Turn off all of your phone’s visible and audible alerts unless they’re from your spouse or children, or live phone calls, which is how all emergencies are still communicated today. Even the CEO of Apple follows this advice! I know that sounds crazy, but I’ve been doing it for 10 years and it lets you accomplish so much more in a day than you otherwise would, and it lets you dictate who and what you let into your life. Unless you have an on-call job that requires it, I would even recommend turning off texts from your boss and notifying them that you’re switching voice calls only for phone interruptions. Even then you should screen unknown calls if you’re busy doing something.

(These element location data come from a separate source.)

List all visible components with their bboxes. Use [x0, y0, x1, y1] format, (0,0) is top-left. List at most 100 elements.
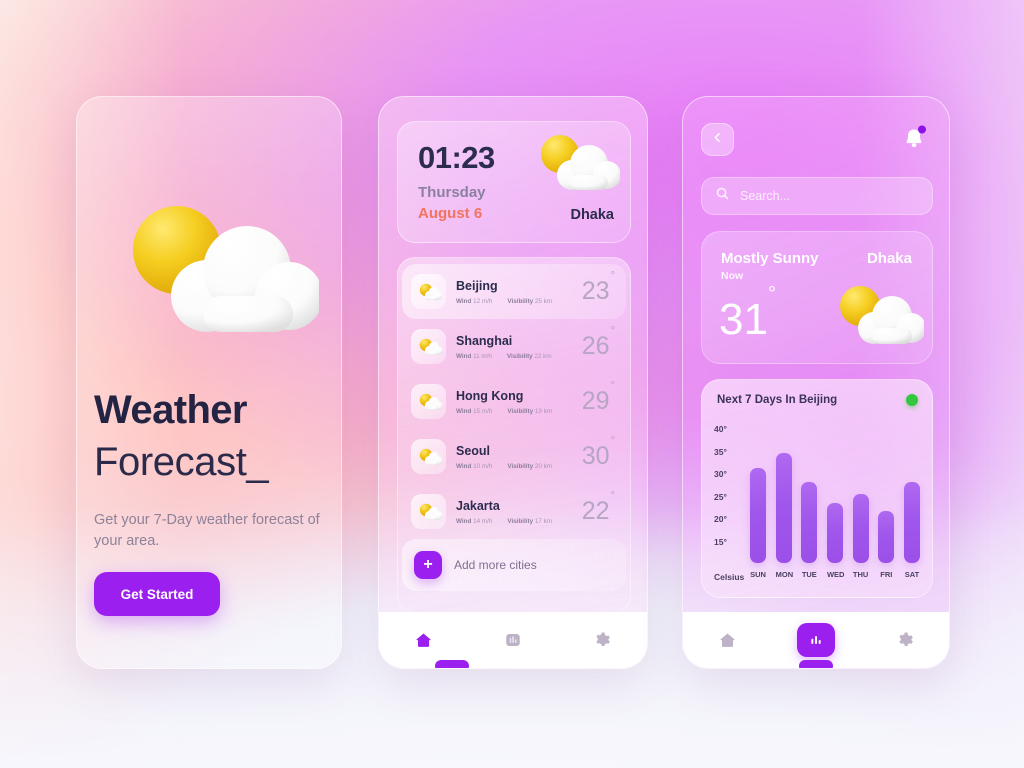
sun-cloud-icon [411, 274, 446, 309]
city-temperature: 22° [582, 490, 615, 524]
visibility-value: 17 km [534, 518, 553, 526]
y-axis-tick: 15° [714, 536, 727, 547]
sun-cloud-icon [411, 439, 446, 474]
city-name: Hong Kong [456, 388, 524, 403]
search-bar[interactable]: Search... [701, 177, 933, 215]
x-axis-tick: SAT [904, 570, 920, 579]
city-name: Shanghai [456, 333, 513, 348]
degree-symbol: ° [610, 434, 615, 447]
nav-chart-button[interactable] [796, 623, 835, 657]
wind-value: 11 m/h [473, 353, 492, 361]
city-info: Beijing Wind 12 m/h Visibility 25 km [456, 278, 582, 305]
chart-bar-column[interactable] [801, 420, 818, 563]
status-indicator-dot[interactable] [906, 394, 918, 406]
clock-card: 01:23 Thursday August 6 Dhaka [397, 121, 631, 243]
temperature-value: 26 [581, 332, 610, 360]
city-list-item[interactable]: Hong Kong Wind 15 m/h Visibility 19 km 29… [402, 374, 626, 429]
x-axis-tick: TUE [801, 570, 817, 579]
chart-bar-column[interactable] [826, 420, 843, 563]
y-axis-tick: 40° [714, 424, 727, 434]
get-started-button[interactable]: Get Started [94, 572, 220, 616]
visibility-value: 19 km [534, 408, 553, 416]
notifications-button[interactable] [901, 123, 929, 153]
wind-value: 10 m/h [473, 463, 493, 471]
y-axis-tick: 25° [714, 491, 727, 502]
city-list-item[interactable]: Seoul Wind 10 m/h Visibility 20 km 30° [402, 429, 626, 484]
add-more-cities-button[interactable]: + Add more cities [402, 539, 626, 591]
current-weather-card: Mostly Sunny Now Dhaka 31° [701, 231, 933, 364]
bell-icon [906, 125, 926, 148]
wind-value: 14 m/h [473, 518, 493, 526]
y-axis-tick: 30° [714, 469, 727, 479]
current-time: 01:23 [418, 140, 495, 175]
search-icon [715, 186, 730, 206]
city-temperature: 29° [581, 380, 615, 415]
current-city: Dhaka [866, 250, 912, 267]
sun-cloud-icon [99, 192, 323, 367]
x-axis-tick: THU [852, 570, 869, 579]
visibility-value: 22 km [534, 353, 552, 361]
forecast-chart-card: Next 7 Days In Beijing 40° 35° 30° 25° 20° 15… [701, 379, 933, 598]
nav-settings-button[interactable] [583, 623, 621, 657]
x-axis-tick: MON [775, 570, 794, 579]
clock-city-name: Dhaka [570, 207, 614, 223]
wind-value: 12 m/h [473, 298, 493, 306]
city-metrics: Wind 12 m/h Visibility 25 km [456, 298, 582, 305]
chart-bar[interactable] [852, 493, 869, 563]
y-axis-label: Celsius [714, 572, 745, 582]
y-axis-tick: 20° [714, 514, 727, 524]
wind-label: Wind [456, 518, 472, 526]
city-metrics: Wind 15 m/h Visibility 19 km [456, 408, 582, 415]
chart-bar[interactable] [750, 467, 766, 563]
chart-bar[interactable] [826, 503, 843, 563]
chart-bar-column[interactable] [750, 420, 766, 563]
sun-cloud-icon [411, 494, 446, 529]
chart-bar[interactable] [903, 481, 920, 563]
chart-bar-column[interactable] [903, 420, 920, 563]
chart-bar-column[interactable] [878, 420, 895, 563]
city-name: Seoul [456, 443, 491, 458]
wind-label: Wind [456, 298, 472, 306]
nav-home-button[interactable] [405, 623, 443, 657]
x-axis-tick: FRI [880, 570, 893, 579]
bar-chart-plot: 40° 35° 30° 25° 20° 15° Celsius SUN MON TUE WED T… [714, 420, 922, 589]
visibility-label: Visibility [507, 298, 534, 306]
degree-symbol: ° [610, 269, 615, 282]
degree-symbol: ° [610, 379, 615, 392]
city-list-item[interactable]: Shanghai Wind 11 m/h Visibility 22 km 26° [402, 319, 626, 374]
wind-label: Wind [456, 463, 472, 471]
city-metrics: Wind 10 m/h Visibility 20 km [456, 463, 582, 470]
city-temperature: 23° [582, 270, 615, 304]
nav-home-button[interactable] [708, 623, 746, 657]
nav-chart-button[interactable] [494, 623, 532, 657]
degree-symbol: ° [610, 324, 615, 337]
chart-bar[interactable] [801, 481, 818, 563]
chart-title: Next 7 Days In Beijing [717, 394, 838, 406]
y-axis: 40° 35° 30° 25° 20° 15° [714, 420, 744, 555]
back-button[interactable] [701, 123, 734, 156]
visibility-value: 25 km [534, 298, 553, 306]
x-axis-tick: WED [826, 570, 845, 579]
wind-value: 15 m/h [473, 408, 493, 416]
search-input[interactable]: Search... [740, 189, 790, 203]
chart-bar[interactable] [878, 510, 895, 563]
visibility-label: Visibility [506, 353, 533, 361]
city-metrics: Wind 14 m/h Visibility 17 km [456, 518, 582, 525]
current-date: August 6 [418, 205, 483, 222]
chart-bar-column[interactable] [775, 420, 792, 563]
temperature-value: 29 [581, 387, 610, 415]
home-indicator [435, 660, 469, 668]
chart-bar[interactable] [775, 453, 792, 563]
city-info: Jakarta Wind 14 m/h Visibility 17 km [456, 498, 582, 525]
home-indicator [799, 660, 833, 668]
degree-symbol: ° [610, 489, 615, 502]
chart-bar-column[interactable] [852, 420, 869, 563]
city-list-item[interactable]: Beijing Wind 12 m/h Visibility 25 km 23° [402, 264, 626, 319]
current-condition: Mostly Sunny [721, 250, 819, 267]
city-list-item[interactable]: Jakarta Wind 14 m/h Visibility 17 km 22° [402, 484, 626, 539]
nav-settings-button[interactable] [886, 623, 924, 657]
city-temperature: 30° [582, 435, 615, 469]
city-name: Jakarta [456, 498, 500, 513]
city-info: Shanghai Wind 11 m/h Visibility 22 km [456, 333, 582, 360]
temperature-value: 31 [719, 295, 768, 344]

Lately, devices and apps have emerged that promise to help fight Internet addiction.

Apple and Google’s screen time apps are very helpful but not really a cure. They can help set limits and boundaries which our good, but I was just speaking to someone the other day saying they were just going in and exempting the boundaries or asking for an extension. You have to want to disconnect to be able to do it. And as I say in my book, you must find enjoyable and exciting offline habits to replace the void left from leaving digital distractions.

And what do you think about clinics to cure internet addiction?

I think they can be a good thing, especially in extreme cases. But the admitted patient must truly want it and find viable offline replacements to reducing their screen time.

What advice would you give to a person to achieve the balance you set out in your book?

No one dies wishing they spent more time online. We must make plans and fill our day with offline pursuits if we really want to log off. In addition not turning off alerts, we must start reaching for offline hobbies and passions that excite us to keep us off our screens. It’s hard to do. The worlds smartest minds from Silicon Valley are all conspiring against us and succeeding in getting us to click and scroll for several hours each day. But it is possible. I’ve been practicing what I preach in Log Off for 10 years. The act changed my life for the better. I still use the internet, an iPhone, and private social media to stay in contact with friends, but I have cured myself of FOMO and have done things that I never would have otherwise if I were stuck in an endless cycle of screen refreshes like I was before.